L’Imu agricola, in particolare, è
stata fonte di contestazioni infinite. Oggi si paga in funzione di
due criteri, l’altezza sul livello del mare della «casa comunale»,
e la definizione Istat del territorio municipale. Non si paga se
questo è «interamente» montano, e se la sede del comune è oltre
600 metri. Sono esenti solo coltivatori diretti e imprese agricole se
il territorio è «parzialmente» montano o se il comune sta tra i
280 e i 600 metri di altezza, mentre fino a 280 metri l’Imu
agricola, su terreni e fabbricati rurali, la pagano tutti. Un sistema
complicatissimo per un gettito che è via via diminuito, fin quasi a
divenire irrisorio. Nel 2011, il primo anno, l’incasso fu di 630
milioni di euro, poi sceso a 400 nel 2012, a 260 nel 2013 e ad appena
115 milioni di euro, dopo le ultime modifiche, nel 2014.

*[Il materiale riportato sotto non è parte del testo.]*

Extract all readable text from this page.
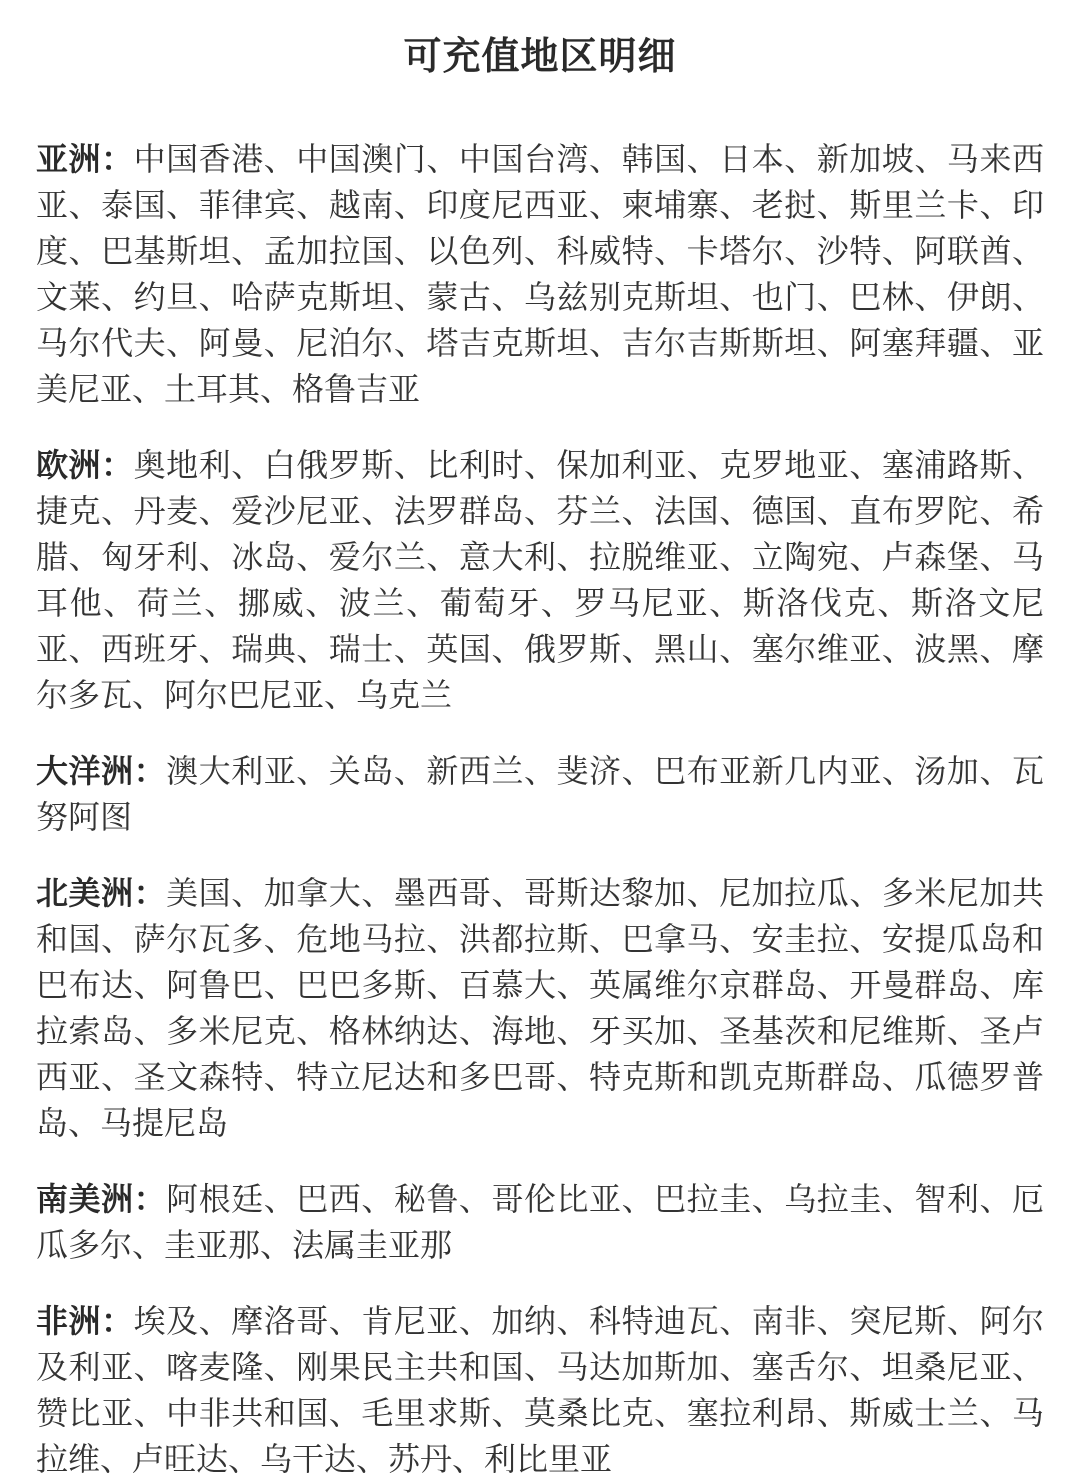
可充值地区明细

亚洲：中国香港、中国澳门、中国台湾、韩国、日本、新加坡、马来西亚、泰国、菲律宾、越南、印度尼西亚、柬埔寨、老挝、斯里兰卡、印度、巴基斯坦、孟加拉国、以色列、科威特、卡塔尔、沙特、阿联酋、文莱、约旦、哈萨克斯坦、蒙古、乌兹别克斯坦、也门、巴林、伊朗、马尔代夫、阿曼、尼泊尔、塔吉克斯坦、吉尔吉斯斯坦、阿塞拜疆、亚美尼亚、土耳其、格鲁吉亚

欧洲：奥地利、白俄罗斯、比利时、保加利亚、克罗地亚、塞浦路斯、捷克、丹麦、爱沙尼亚、法罗群岛、芬兰、法国、德国、直布罗陀、希腊、匈牙利、冰岛、爱尔兰、意大利、拉脱维亚、立陶宛、卢森堡、马耳他、荷兰、挪威、波兰、葡萄牙、罗马尼亚、斯洛伐克、斯洛文尼亚、西班牙、瑞典、瑞士、英国、俄罗斯、黑山、塞尔维亚、波黑、摩尔多瓦、阿尔巴尼亚、乌克兰

大洋洲：澳大利亚、关岛、新西兰、斐济、巴布亚新几内亚、汤加、瓦努阿图

北美洲：美国、加拿大、墨西哥、哥斯达黎加、尼加拉瓜、多米尼加共和国、萨尔瓦多、危地马拉、洪都拉斯、巴拿马、安圭拉、安提瓜岛和巴布达、阿鲁巴、巴巴多斯、百慕大、英属维尔京群岛、开曼群岛、库拉索岛、多米尼克、格林纳达、海地、牙买加、圣基茨和尼维斯、圣卢西亚、圣文森特、特立尼达和多巴哥、特克斯和凯克斯群岛、瓜德罗普岛、马提尼岛

南美洲：阿根廷、巴西、秘鲁、哥伦比亚、巴拉圭、乌拉圭、智利、厄瓜多尔、圭亚那、法属圭亚那

非洲：埃及、摩洛哥、肯尼亚、加纳、科特迪瓦、南非、突尼斯、阿尔及利亚、喀麦隆、刚果民主共和国、马达加斯加、塞舌尔、坦桑尼亚、赞比亚、中非共和国、毛里求斯、莫桑比克、塞拉利昂、斯威士兰、马拉维、卢旺达、乌干达、苏丹、利比里亚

Parimenti assurdo è il caso dell’Imu sui macchinari industriali,
di fatto equiparati agli immobili perché sono fissati a terra. Una
cosa che secondo il presidente del Consiglio «non sta né in cielo,
né in terra», ma che è prevista dalla Legge di Stabilità del 2014
(Governo Letta) e blindata da una sentenza di febbraio della sezione
tributaria della Corte di Cassazione. In virtù di questa
interpretazione, «tutte le componenti che contribuiscono in via
ordinaria ad assicurare ad una unità immobiliare una specifica
autonomia funzionale e reddituale stabile nel tempo, sono da
considerare elementi influenti sulla quantificazione della relativa
rendita catastale».
La sentenza ha spianato la strada alle
pretese dell’Agenzia delle Entrate (l’Imu sui capannoni va allo
Stato), che ha cominciato ad applicare i nuovi criteri alle grandi
imprese di lavorazione pesante, come acciaierie e impianti
petroliferi, per le quali la bolletta dell’Imu è esplosa.
Un’azienda del gruppo Eni in Emilia-Romagna si è trovata a pagare
un’Imu maggiorata, rispetto al 2013, addirittura del 900%.